Sometimes dnsreport shows this fail: A timeout occurred getting the NS records from your nameservers! None of your nameservers responded fast enough. They are probably down or unreachable. I can't continue since your nameservers aren't responding. If you have a Watchguard Firebox, it's due to a bug in their DNS Proxy, which must be disabled (31 Jul 2006 UPDATE: several years after being informed of this, there is a rumor that there is a fix that allows the Watchguard DNS proxy to work).
I have told my registrar that ns1 and ns2 are my nameservers. Code: % whois.rotld.ro : % % Rights restricted by copyright. % % Specifically, this data MAY ONLY be used for Internet operational % purposes. It may not be used for targeted advertising or any % other purpose. % % Este INTERZISA folosirea datelor de pe acest server in oricare % alt scop decat operarea retelei. In special este INTERZISA % folosirea lor in scopuri publicitare. % domain-name: eccompany.ro ... nameserver: ns1.eccompany.ro 86.122.193.38 nameserver: ns2.eccompany.ro 86.122.193.38
The ports were already forwarded. Code: Scanning ecserver (86.122.193.38) [1 port] Discovered open port 53/tcp on 86.122.193.38 Completed SYN Stealth Scan at 16:27, 0.03s elapsed (1 total ports) Host ecserver (86.122.193.38) appears to be up ... good.

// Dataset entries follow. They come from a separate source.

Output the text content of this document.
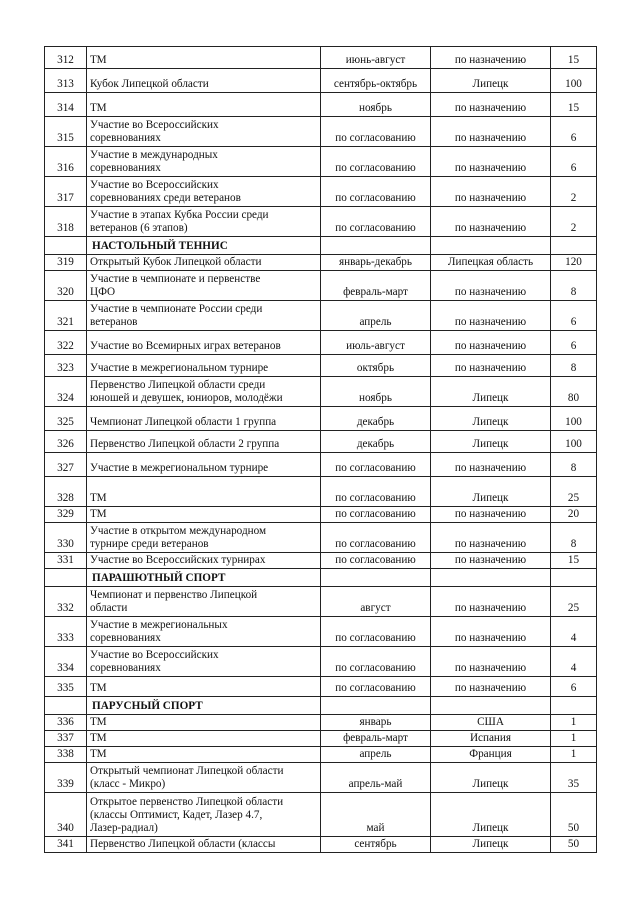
312	ТМ	июнь-август	по назначению	15
313	Кубок Липецкой области	сентябрь-октябрь	Липецк	100
314	ТМ	ноябрь	по назначению	15
315	Участие во Всероссийских
соревнованиях	по согласованию	по назначению	6
316	Участие в международных
соревнованиях	по согласованию	по назначению	6
317	Участие во Всероссийских
соревнованиях среди ветеранов	по согласованию	по назначению	2
318	Участие в этапах Кубка России среди
ветеранов (6 этапов)	по согласованию	по назначению	2
	НАСТОЛЬНЫЙ ТЕННИС			
319	Открытый Кубок Липецкой области	январь-декабрь	Липецкая область	120
320	Участие в чемпионате и первенстве
ЦФО	февраль-март	по назначению	8
321	Участие в чемпионате России среди
ветеранов	апрель	по назначению	6
322	Участие во Всемирных играх ветеранов	июль-август	по назначению	6
323	Участие в межрегиональном турнире	октябрь	по назначению	8
324	Первенство Липецкой области среди
юношей и девушек, юниоров, молодёжи	ноябрь	Липецк	80
325	Чемпионат Липецкой области 1 группа	декабрь	Липецк	100
326	Первенство Липецкой области 2 группа	декабрь	Липецк	100
327	Участие в межрегиональном турнире	по согласованию	по назначению	8
328	ТМ	по согласованию	Липецк	25
329	ТМ	по согласованию	по назначению	20
330	Участие в открытом международном
турнире среди ветеранов	по согласованию	по назначению	8
331	Участие во Всероссийских турнирах	по согласованию	по назначению	15
	ПАРАШЮТНЫЙ СПОРТ			
332	Чемпионат и первенство Липецкой
области	август	по назначению	25
333	Участие в межрегиональных
соревнованиях	по согласованию	по назначению	4
334	Участие во Всероссийских
соревнованиях	по согласованию	по назначению	4
335	ТМ	по согласованию	по назначению	6
	ПАРУСНЫЙ СПОРТ			
336	ТМ	январь	США	1
337	ТМ	февраль-март	Испания	1
338	ТМ	апрель	Франция	1
339	Открытый чемпионат Липецкой области
(класс - Микро)	апрель-май	Липецк	35
340	Открытое первенство Липецкой области
(классы Оптимист, Кадет, Лазер 4.7,
Лазер-радиал)	май	Липецк	50
341	Первенство Липецкой области (классы	сентябрь	Липецк	50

Interesting ports on ecserver (86.122.193.38): PORT STATE SERVICE 53/tcp open domain Code: Scanning ecserver (86.122.193.38) [1 port] Completed UDP Scan at 16:26, 0.23s elapsed (1 total ports) Host ecserver (86.122.193.38) appears to be up ... good. Interesting ports on ecserver (86.122.193.38): PORT STATE SERVICE 53/udp open|filtered domain
I ran dnswalk on my domain and these are the results Code: server:~/dns_debug# ./dnswalk eccompany.ro. Checking eccompany.ro. BAD: SOA record not found for eccompany.ro. BAD: eccompany.ro. has NO authoritative nameservers! BAD: All zone transfer attempts of eccompany.ro. failed! How can i set "authorative" nameservers ?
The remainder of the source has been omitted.